08 février 2008
Forêt de cèdres
Pour m'occuper pendant ma période "entre deux emplois", dirons-nous pudiquement, j'ai entrepris une oeuvre d'utilité publique, qui pourra bénéficier à l'humanité toute entière : composer l'encre vert foncé idéale !
Depuis que je m'intéresse sérieusement aux intruments d'écriture, j'ai défini ce qui me plaisait et j'ai essayé de le trouver. Ainsi, mon vert idéal serait un vert tirant nettement vers le bleu, sans être franchement vert, ni bleu. Une belle couleur entre les deux, qu'on verrait différemment selon le papier, l'éclairage...
J'imagine que cette encre se situerait quelque part entre Squeeteague et Forest Green de Noodlers, une marque qui n'est pas distribuée en Europe.
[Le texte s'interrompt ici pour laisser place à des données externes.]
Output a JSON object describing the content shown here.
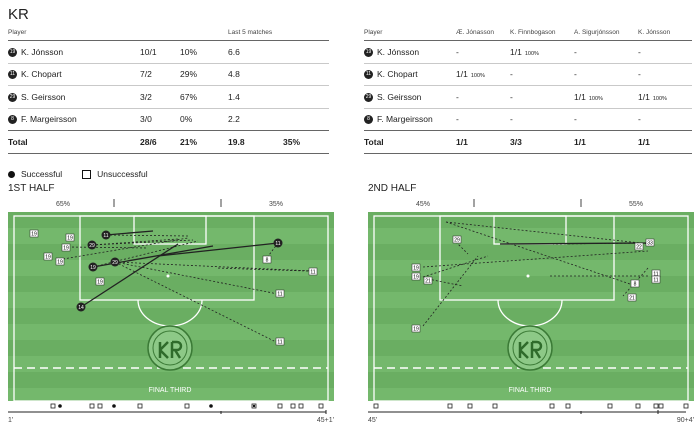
{
  "team": "KR",
  "table1": {
    "headers": [
      "Player",
      "",
      "",
      "Last 5 matches",
      ""
    ],
    "rows": [
      {
        "num": "19",
        "name": "K. Jónsson",
        "a": "10/1",
        "b": "10%",
        "c": "6.6",
        "d": ""
      },
      {
        "num": "11",
        "name": "K. Chopart",
        "a": "7/2",
        "b": "29%",
        "c": "4.8",
        "d": ""
      },
      {
        "num": "29",
        "name": "S. Geirsson",
        "a": "3/2",
        "b": "67%",
        "c": "1.4",
        "d": ""
      },
      {
        "num": "8",
        "name": "F. Margeirsson",
        "a": "3/0",
        "b": "0%",
        "c": "2.2",
        "d": ""
      }
    ],
    "total": {
      "label": "Total",
      "a": "28/6",
      "b": "21%",
      "c": "19.8",
      "d": "35%"
    }
  },
  "table2": {
    "headers": [
      "Player",
      "Æ. Jónasson",
      "K. Finnbogason",
      "A. Sigurjónsson",
      "K. Jónsson"
    ],
    "rows": [
      {
        "num": "19",
        "name": "K. Jónsson",
        "c1": "-",
        "c2": "1/1",
        "c2p": "100%",
        "c3": "-",
        "c3p": "",
        "c4": "-",
        "c4p": ""
      },
      {
        "num": "11",
        "name": "K. Chopart",
        "c1": "1/1",
        "c1p": "100%",
        "c2": "-",
        "c2p": "",
        "c3": "-",
        "c3p": "",
        "c4": "-",
        "c4p": ""
      },
      {
        "num": "29",
        "name": "S. Geirsson",
        "c1": "-",
        "c1p": "",
        "c2": "-",
        "c2p": "",
        "c3": "1/1",
        "c3p": "100%",
        "c4": "1/1",
        "c4p": "100%"
      },
      {
        "num": "8",
        "name": "F. Margeirsson",
        "c1": "-",
        "c1p": "",
        "c2": "-",
        "c2p": "",
        "c3": "-",
        "c3p": "",
        "c4": "-",
        "c4p": ""
      }
    ],
    "total": {
      "label": "Total",
      "c1": "1/1",
      "c2": "3/3",
      "c3": "1/1",
      "c4": "1/1"
    }
  },
  "legend": {
    "successful": "Successful",
    "unsuccessful": "Unsuccessful"
  },
  "first_half": {
    "title": "1ST HALF",
    "left_pct": "65%",
    "right_pct": "35%",
    "final_third": "FINAL THIRD",
    "start": "1'",
    "end": "45+1'"
  },
  "second_half": {
    "title": "2ND HALF",
    "left_pct": "45%",
    "right_pct": "55%",
    "final_third": "FINAL THIRD",
    "start": "45'",
    "end": "90+4'"
  },
  "colors": {
    "pitch_light": "#74b86c",
    "pitch_dark": "#69ad61",
    "line": "#ffffff",
    "dark": "#111111"
  }
}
Ne souhaitant pas ruiner ma bourse et l'équilibre écologique de la planète en commandant sur Internet, j'ai décidé de faire avec ce que j'avais sous la main, à commencer par une encre verte dont j'aimerais bien me débarrasser, achetée alors que je faisais mes premières tentatives de vert foncé : Lierre sauvage, de J. Herbin. Il s'agit d'un vert plante violent, sans nuance, dont je n'ai pas l'usage. Il m'en reste quelques cartouches, je ne vais tout de même pas les jeter !
Pour le mélange, j'ai pensé au turquoise de Waterman, Bleu des mers du Sud, dont il me reste aussi quelques cartouches. Toujours par souci de "développement durable", j'ai l'intention de délaisser les cartouches d'encre (déchets en plastique) par des bouteilles (en verre, durent longtemps, plus économiques), en équipant tous mes stylos plume d'une pompe. Et pour foncer le tout, le Noir Waterman fait très bien l'affaire.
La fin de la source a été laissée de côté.